Be Ready to Effectuate Separate Service. While eDCA provides “Case Mail” as soon as something is filed, that does not count as Service under Florida Rule of Judicial Administration Rule 2.516. You have to go back to sending a separate email for service.

Instant Orders. What we give up with service, we’ll get back tenfold by getting Court orders and opinions by email instead of U.S. Mail. This will save the Clerk more than $50,000 a year in postage, and save attorneys a lot of hassle, too.

Record on Demand. With eDCA, attorneys of record can download from the docket any DCA filing, including the Record on Appeal once transmitted. No more need for the FTP work around, which worked, but was time intensive for Court staff.

Briefs on Demand. Registrants to the system will also be able to pull briefs in cases where they are NOT counsel of record. Pretty handy if you are briefing the same issue!

Portal for Payment. The Second District will still be on the portal for one reason — to accept payment of filing fees. If you pay through the portal, plan to upload a simple payment transmittal letter, and ONLY a payment transmittal letter. Any other document or pleading will be kicked.

The hope is that the portal will be ready to work with the DCA internal docketing systems by Spring of 2018, and at that point, all of them will switch to the portal. But for now, all DCAs will require separate eDCA login.

Editor’s Note: We were in such a rush to get out this news, we forgot to mention the payment issue. This article is updated to reflect that information!

Court Requests Word Documents

The Second District Court of Appeal last week issued a — notice? request? gentle nudge? — asking that attorneys submitting briefs via the eFiling Portal submit Microsoft Word documents instead of .pdfs. According to the notice [.pdf here] while the court cannot mandate filing Word documents, “the court strongly encourages use of MS Word for submission of briefs” because “Installing hyperlinks to citations by court staff is greatly facilitated if the document in
question is filed in MS Word.”

And if the Court staff is happy, the judges are happy. And if the judges are happy, they are focusing on your substance instead of administrative matters. So take note, 2DCA appellants. Take note.

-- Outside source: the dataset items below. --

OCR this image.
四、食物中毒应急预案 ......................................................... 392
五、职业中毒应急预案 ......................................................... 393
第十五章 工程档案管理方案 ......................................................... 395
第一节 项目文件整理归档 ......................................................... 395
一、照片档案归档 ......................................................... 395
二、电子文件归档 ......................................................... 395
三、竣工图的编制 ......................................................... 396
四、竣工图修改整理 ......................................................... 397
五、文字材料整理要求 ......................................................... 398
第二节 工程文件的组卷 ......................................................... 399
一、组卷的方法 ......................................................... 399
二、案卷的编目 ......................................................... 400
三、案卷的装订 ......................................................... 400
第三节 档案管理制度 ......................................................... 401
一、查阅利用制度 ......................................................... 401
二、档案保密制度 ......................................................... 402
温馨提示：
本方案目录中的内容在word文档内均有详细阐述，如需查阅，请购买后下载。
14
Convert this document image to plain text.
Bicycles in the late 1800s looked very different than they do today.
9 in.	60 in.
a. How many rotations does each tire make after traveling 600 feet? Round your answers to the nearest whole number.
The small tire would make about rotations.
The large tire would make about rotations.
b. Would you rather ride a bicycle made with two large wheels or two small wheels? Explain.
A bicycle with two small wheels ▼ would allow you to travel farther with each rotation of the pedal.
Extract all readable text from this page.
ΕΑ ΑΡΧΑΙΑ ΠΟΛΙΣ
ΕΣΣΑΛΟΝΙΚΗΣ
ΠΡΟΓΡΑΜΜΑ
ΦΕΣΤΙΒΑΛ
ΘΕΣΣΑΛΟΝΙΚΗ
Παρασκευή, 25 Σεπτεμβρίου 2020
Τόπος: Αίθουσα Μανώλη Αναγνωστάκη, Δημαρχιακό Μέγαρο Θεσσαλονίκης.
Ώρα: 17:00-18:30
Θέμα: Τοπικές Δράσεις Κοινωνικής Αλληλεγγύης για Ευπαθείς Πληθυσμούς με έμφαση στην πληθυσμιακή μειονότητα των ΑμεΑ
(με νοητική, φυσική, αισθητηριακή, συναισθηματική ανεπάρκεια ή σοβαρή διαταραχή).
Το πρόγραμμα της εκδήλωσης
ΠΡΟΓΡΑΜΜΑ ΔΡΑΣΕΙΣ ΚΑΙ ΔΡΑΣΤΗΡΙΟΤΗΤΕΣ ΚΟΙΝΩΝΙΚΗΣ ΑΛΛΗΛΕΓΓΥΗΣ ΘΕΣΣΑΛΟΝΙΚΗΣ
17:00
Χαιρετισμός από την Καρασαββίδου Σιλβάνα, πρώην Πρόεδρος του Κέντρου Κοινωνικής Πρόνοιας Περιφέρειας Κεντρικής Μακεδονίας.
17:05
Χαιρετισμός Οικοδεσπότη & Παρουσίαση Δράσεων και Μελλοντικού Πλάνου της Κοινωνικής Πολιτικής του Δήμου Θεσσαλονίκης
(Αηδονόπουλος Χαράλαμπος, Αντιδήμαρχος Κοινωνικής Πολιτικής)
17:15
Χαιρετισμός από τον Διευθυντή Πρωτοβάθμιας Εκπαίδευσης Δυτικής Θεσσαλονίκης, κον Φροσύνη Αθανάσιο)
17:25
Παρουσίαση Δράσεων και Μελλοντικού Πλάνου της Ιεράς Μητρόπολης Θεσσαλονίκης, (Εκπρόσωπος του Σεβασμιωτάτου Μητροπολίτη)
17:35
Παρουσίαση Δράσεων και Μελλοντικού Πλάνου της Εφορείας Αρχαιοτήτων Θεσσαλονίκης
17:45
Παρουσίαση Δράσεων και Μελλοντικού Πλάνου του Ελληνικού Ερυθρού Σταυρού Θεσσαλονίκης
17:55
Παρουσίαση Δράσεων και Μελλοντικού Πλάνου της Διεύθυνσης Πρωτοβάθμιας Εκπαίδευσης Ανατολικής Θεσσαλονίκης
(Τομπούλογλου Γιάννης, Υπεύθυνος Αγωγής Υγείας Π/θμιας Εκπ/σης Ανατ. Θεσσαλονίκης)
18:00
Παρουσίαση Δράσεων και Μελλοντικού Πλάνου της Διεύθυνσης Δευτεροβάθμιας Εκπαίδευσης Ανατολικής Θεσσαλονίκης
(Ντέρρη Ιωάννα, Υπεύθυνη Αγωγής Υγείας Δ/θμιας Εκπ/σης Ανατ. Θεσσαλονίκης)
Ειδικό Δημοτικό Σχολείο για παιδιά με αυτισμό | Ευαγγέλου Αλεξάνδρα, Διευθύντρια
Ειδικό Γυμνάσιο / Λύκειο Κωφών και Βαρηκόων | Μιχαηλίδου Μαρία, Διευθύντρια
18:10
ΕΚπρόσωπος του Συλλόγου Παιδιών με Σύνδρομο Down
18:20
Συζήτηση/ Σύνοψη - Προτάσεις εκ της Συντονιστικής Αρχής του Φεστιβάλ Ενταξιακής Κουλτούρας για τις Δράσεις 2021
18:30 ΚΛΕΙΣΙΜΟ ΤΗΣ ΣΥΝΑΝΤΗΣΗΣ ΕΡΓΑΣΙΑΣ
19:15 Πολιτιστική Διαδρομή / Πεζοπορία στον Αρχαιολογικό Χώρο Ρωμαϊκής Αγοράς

Bonus tip for WordPerfect users: You can most likely adhere to the Court’s request by filing your document in the more universal .rtf format. The portal accepts WordPerfect documents as well as Word documents, but the .rtf file format will more closely preserve your formatting when the Court opens your document in Word.

Fourth DCA Allows Pro Se Parties to File Electronically

The Fourth District Court of Appeal will now allow pro se parties — that is, parties representing themselves on appeal — to file documents electronically using the Court’s eDCA system. The Court made the announcement in its revised Notice to Attorneys and Parties Representing Themselves (Rev. June 25, 2014) [.pdf]. Pro se litigants can sign up for eDCA filing at the Court’s website.

Parties should note that filing using the eDCA system does not effectuate service as required by Fla. R. Jud. Admin. 2.516. Pro se parties can participate in service by e-mail, if they follow the rules. You can find my description of those rules in my prior post on pro se service.